While living on Woburn, my parents got their first car, an old 1940's Dodge. It was a very plain vehicle with no frills, and a very gray paint job. Its possible it was only covered in primer, I'm not sure. The inside interior was a gray felt. It was v-e-r-y basic transportation. I can remember my parents buying gas from a Shell station on Memphis near Pearl. I got the feeling even that young, that an attendant or two took a shining to my mother, and she wasn't all opposed to the attention - however, nothing ever came of it. Carol Boggs was an unhappy housewife, but she was no slut and certainly not an adulteress at that point.

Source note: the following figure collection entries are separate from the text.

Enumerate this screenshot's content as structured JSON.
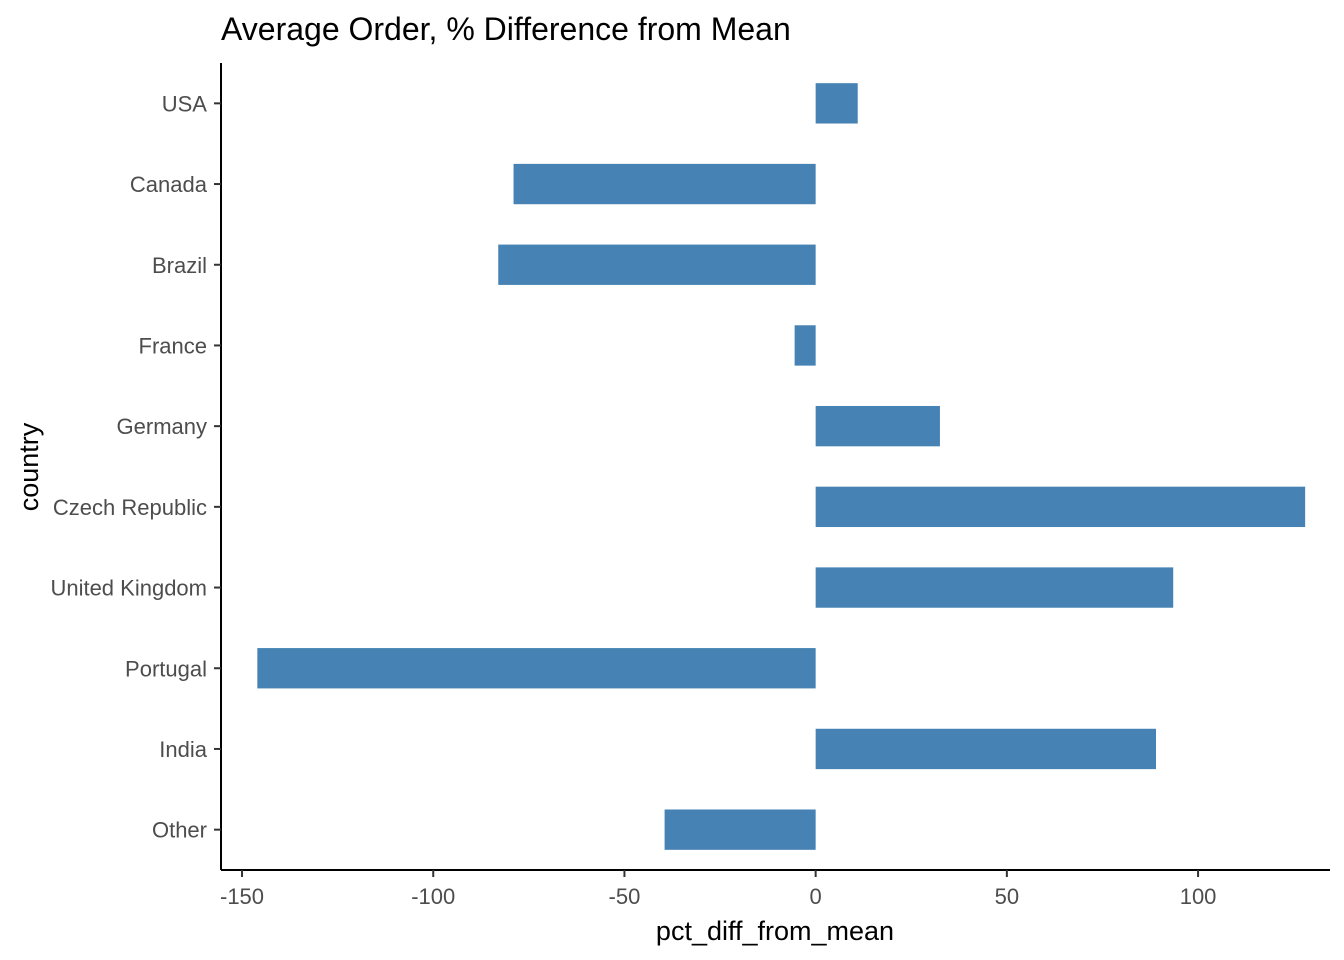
{
  "chart_data": {
    "type": "bar",
    "orientation": "horizontal",
    "title": "Average Order, % Difference from Mean",
    "xlabel": "pct_diff_from_mean",
    "ylabel": "country",
    "categories": [
      "USA",
      "Canada",
      "Brazil",
      "France",
      "Germany",
      "Czech Republic",
      "United Kingdom",
      "Portugal",
      "India",
      "Other"
    ],
    "values": [
      11,
      -79,
      -83,
      -5.5,
      32.5,
      128,
      93.5,
      -146,
      89,
      -39.5
    ],
    "xticks": [
      -150,
      -100,
      -50,
      0,
      50,
      100
    ],
    "xlim": [
      -155.5,
      134.5
    ],
    "bar_color": "#4682B4",
    "grid": false,
    "legend": "none"
  }
}
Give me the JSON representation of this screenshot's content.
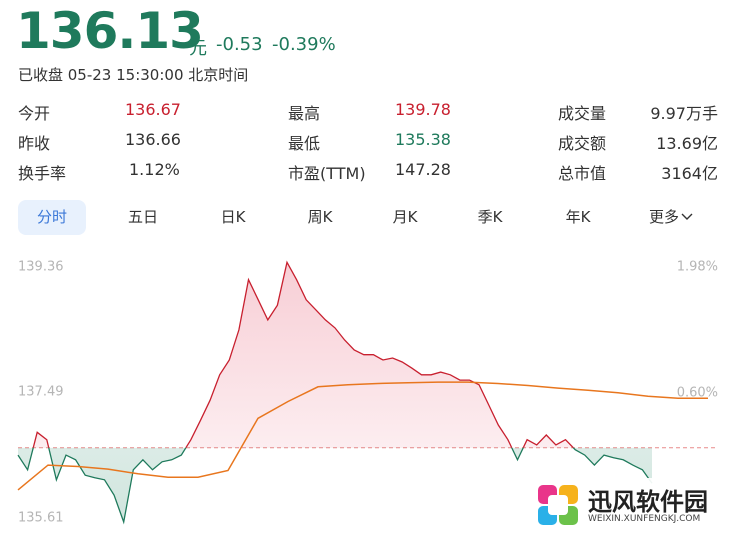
{
  "header": {
    "price": "136.13",
    "unit": "元",
    "change": "-0.53",
    "change_pct": "-0.39%",
    "status": "已收盘 05-23 15:30:00 北京时间"
  },
  "stats": [
    [
      "今开",
      "136.67"
    ],
    [
      "最高",
      "139.78"
    ],
    [
      "成交量",
      "9.97万手"
    ],
    [
      "昨收",
      "136.66"
    ],
    [
      "最低",
      "135.38"
    ],
    [
      "成交额",
      "13.69亿"
    ],
    [
      "换手率",
      "1.12%"
    ],
    [
      "市盈(TTM)",
      "147.28"
    ],
    [
      "总市值",
      "3164亿"
    ]
  ],
  "tabs": [
    "分时",
    "五日",
    "日K",
    "周K",
    "月K",
    "季K",
    "年K",
    "更多"
  ],
  "watermark": {
    "title": "迅风软件园",
    "url": "WEIXIN.XUNFENGKJ.COM"
  },
  "chart_data": {
    "type": "line",
    "ylim": [
      135.61,
      139.36
    ],
    "yticks": [
      135.61,
      137.49,
      139.36
    ],
    "y2lim": [
      -0.77,
      1.98
    ],
    "y2ticks": [
      {
        "value": 0.6,
        "label": "0.60%"
      },
      {
        "value": 1.98,
        "label": "1.98%"
      }
    ],
    "series": [
      {
        "name": "price",
        "color": "#c8202f",
        "color_below": "#1f7a5c",
        "values": [
          136.55,
          136.33,
          136.89,
          136.78,
          136.18,
          136.55,
          136.48,
          136.25,
          136.21,
          136.18,
          135.95,
          135.55,
          136.33,
          136.48,
          136.33,
          136.45,
          136.48,
          136.55,
          136.78,
          137.07,
          137.37,
          137.75,
          137.97,
          138.42,
          139.17,
          138.87,
          138.57,
          138.79,
          139.43,
          139.17,
          138.87,
          138.72,
          138.57,
          138.45,
          138.27,
          138.12,
          138.05,
          138.05,
          137.97,
          138.0,
          137.94,
          137.85,
          137.75,
          137.75,
          137.79,
          137.75,
          137.67,
          137.67,
          137.6,
          137.3,
          137.0,
          136.78,
          136.48,
          136.78,
          136.7,
          136.85,
          136.7,
          136.78,
          136.63,
          136.55,
          136.4,
          136.55,
          136.51,
          136.48,
          136.4,
          136.33,
          136.13
        ]
      },
      {
        "name": "average",
        "color": "#e8761e",
        "values": [
          136.03,
          136.4,
          136.38,
          136.34,
          136.27,
          136.22,
          136.22,
          136.32,
          137.1,
          137.35,
          137.57,
          137.6,
          137.62,
          137.63,
          137.64,
          137.64,
          137.62,
          137.59,
          137.55,
          137.52,
          137.48,
          137.43,
          137.4,
          137.4
        ]
      }
    ]
  }
}
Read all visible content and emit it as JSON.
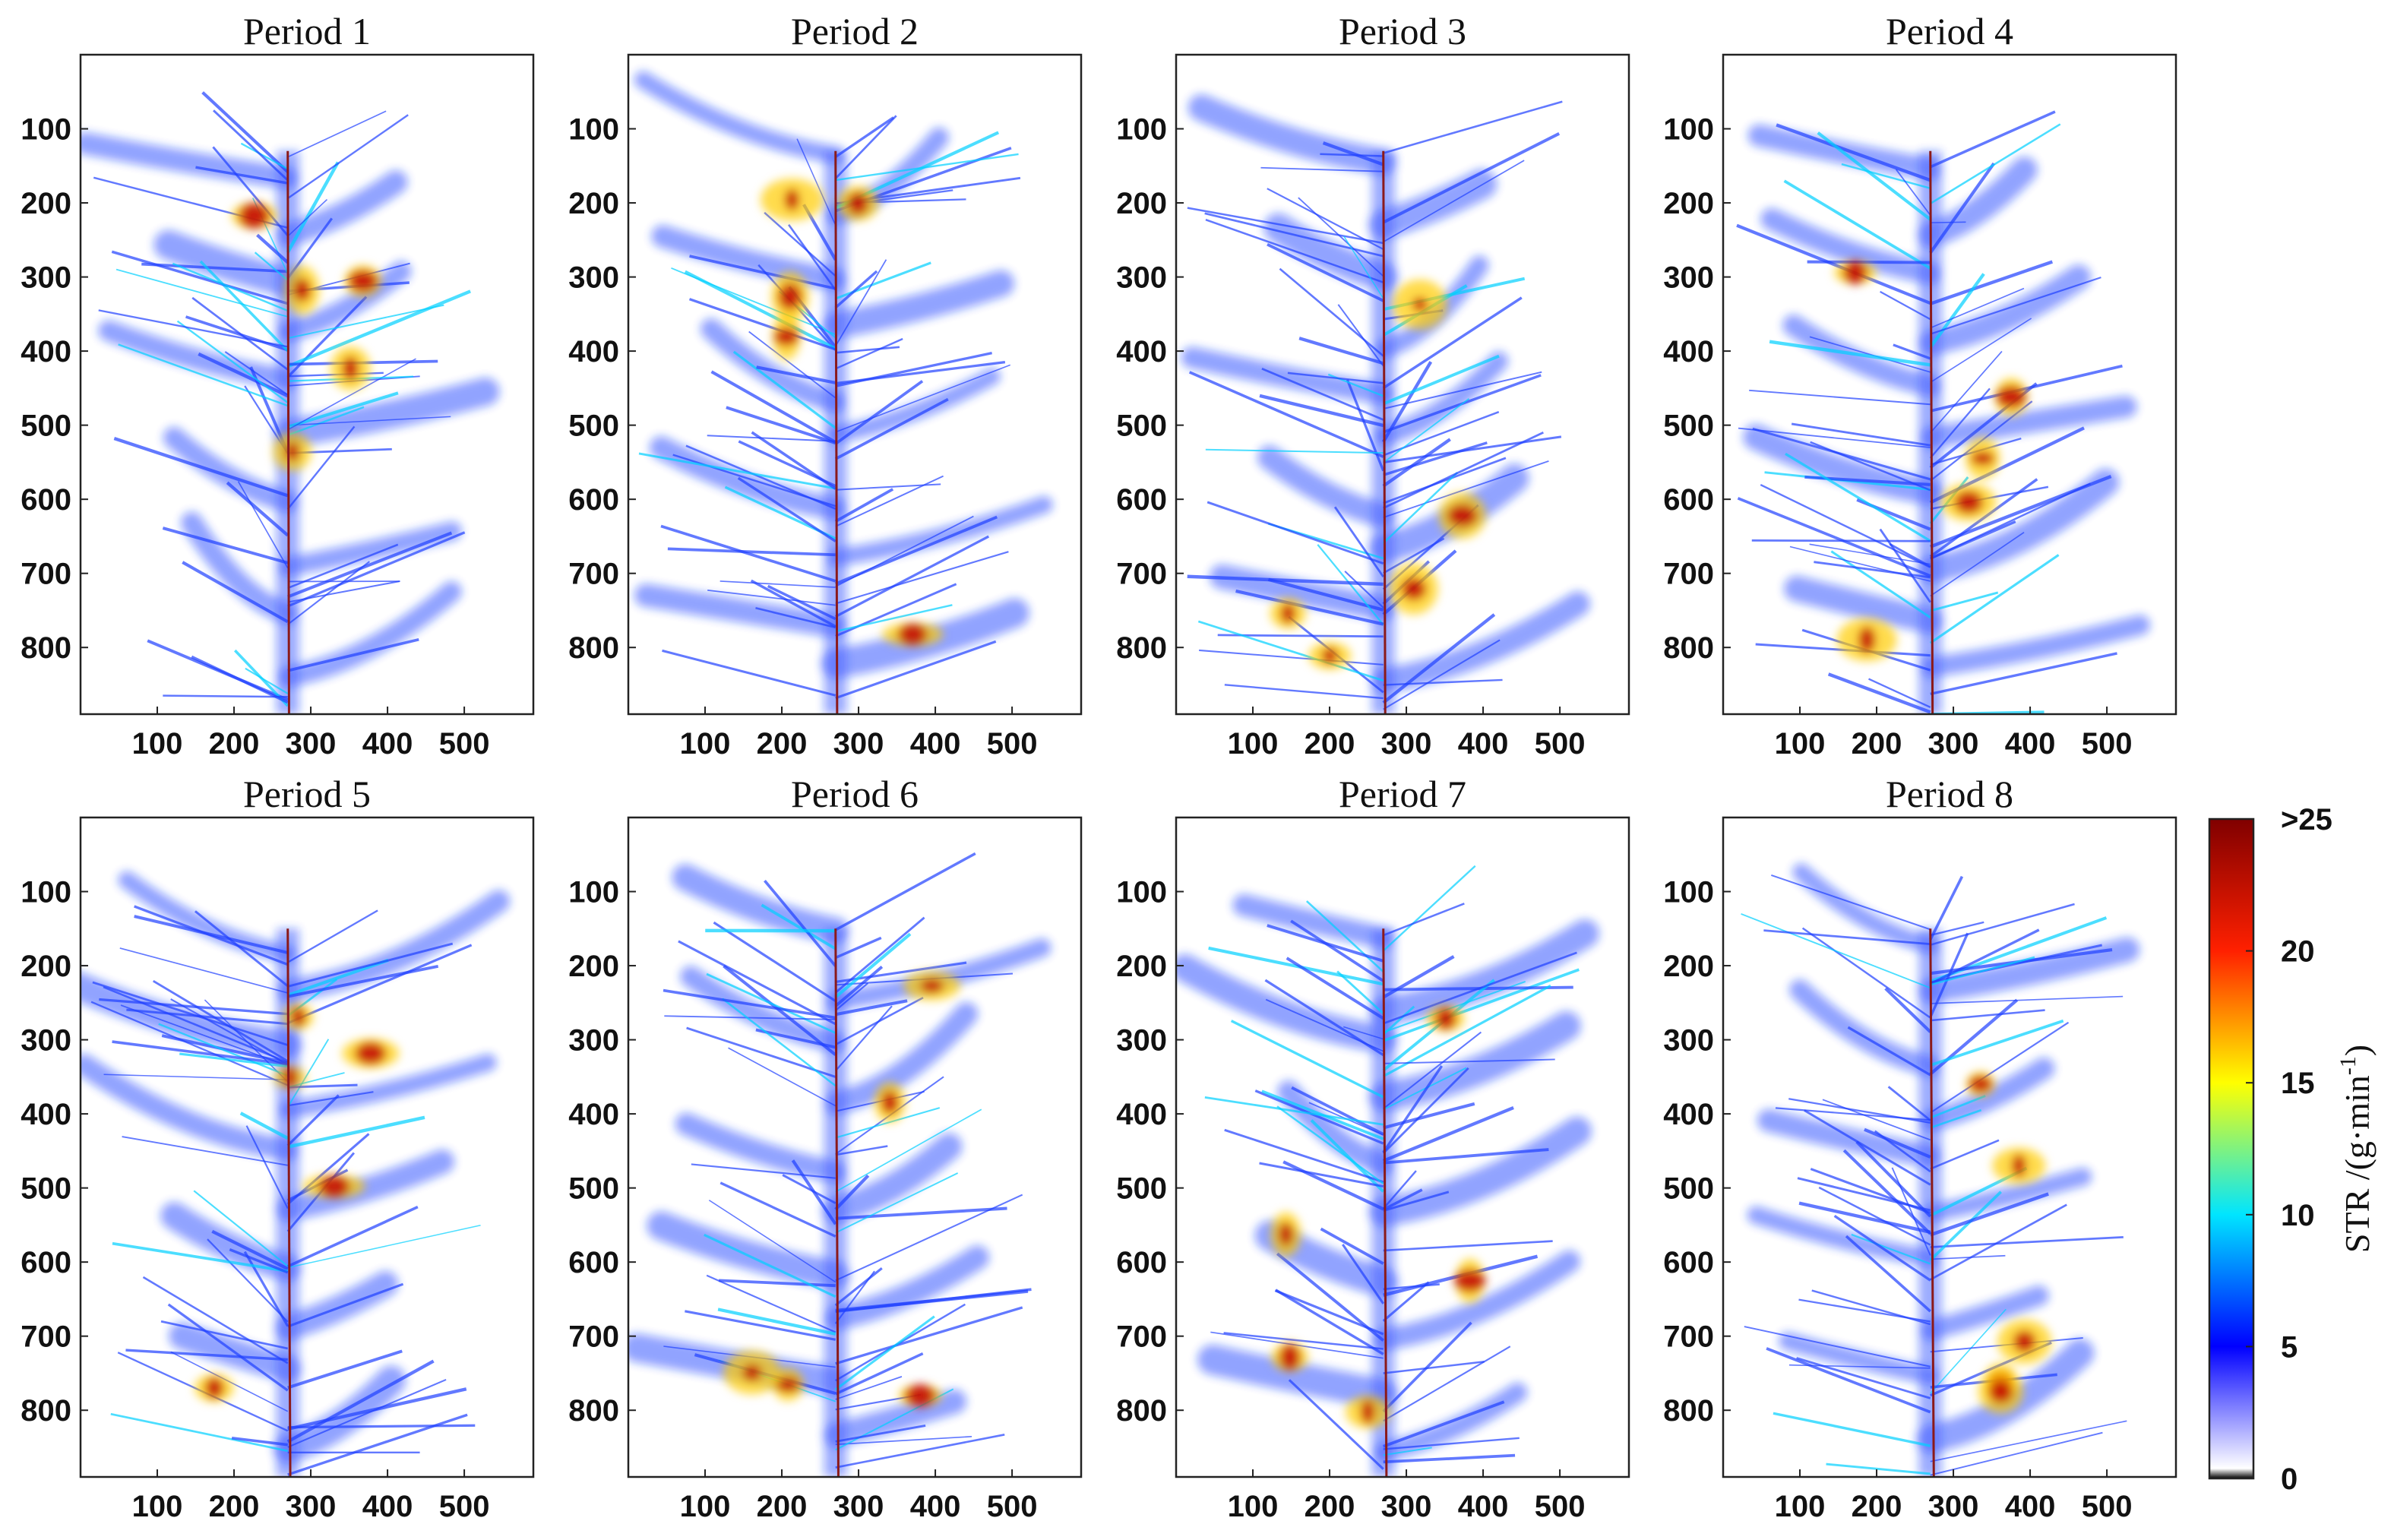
{
  "chart_data": {
    "type": "heatmap",
    "panels": [
      {
        "title": "Period 1"
      },
      {
        "title": "Period 2"
      },
      {
        "title": "Period 3"
      },
      {
        "title": "Period 4"
      },
      {
        "title": "Period 5"
      },
      {
        "title": "Period 6"
      },
      {
        "title": "Period 7"
      },
      {
        "title": "Period 8"
      }
    ],
    "x_ticks": [
      "100",
      "200",
      "300",
      "400",
      "500"
    ],
    "y_ticks": [
      "100",
      "200",
      "300",
      "400",
      "500",
      "600",
      "700",
      "800"
    ],
    "x_tick_values": [
      100,
      200,
      300,
      400,
      500
    ],
    "y_tick_values": [
      100,
      200,
      300,
      400,
      500,
      600,
      700,
      800
    ],
    "xlim": [
      0,
      590
    ],
    "ylim": [
      890,
      0
    ],
    "colorbar": {
      "label": "STR /(g·min",
      "label_sup": "-1",
      "label_end": ")",
      "ticks": [
        "0",
        "5",
        "10",
        "15",
        "20",
        ">25"
      ],
      "tick_values": [
        0,
        5,
        10,
        15,
        20,
        25
      ],
      "range": [
        0,
        25
      ],
      "colors": [
        "#000000",
        "#ffffff",
        "#0000ff",
        "#00ffff",
        "#ffff00",
        "#ff0000",
        "#800000"
      ]
    },
    "layout": "2x4 grid"
  }
}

There's a story about the Dodge. Very early on I had nightmares about my brother and I sitting in the back seat side-by-side. No one is in the front seat, yet the car is speeding down a roadway that can't be seen on a dark and foggy night. Its scary, however, the car does not crash - it just keeps going like a juggernaut out of control, even as I come out of it. Perhaps it means there was no one at the wheel when it came to parenting, Dan and I were left on our own. My mom and dad deciding they didn't want to be married with children after all and wanting to go their separate ways. As to the actual meaning, I'm not into deciphering dreams, so your guess is as good as mine. I've had this dream repeat itself for several decades every few years. Haven't had it in the last two decades, however, I'm now on the threshold of my senior years, thus I've assumed control of myself awhile back. 

Dan and I didn't go to school yet and we didn't see too much of the outside after the diaper incident. I think I spent a little more time in the playpen to keep me out of trouble.

My parents finally decided to put the Woburn house up for sale and my Aunt Hope and Uncle Al decided it was time to buy their own home. Their kids, Hopie and Mikey were a few years older than Dan and I, and my Aunt knew that the low rent days were over. They found a nice 1940's slab floor bungalow on Clifford Avenue in Cleveland, right around the corner from John Marshall High School. Meanwhile, my parents were looking for a more modern home of their own.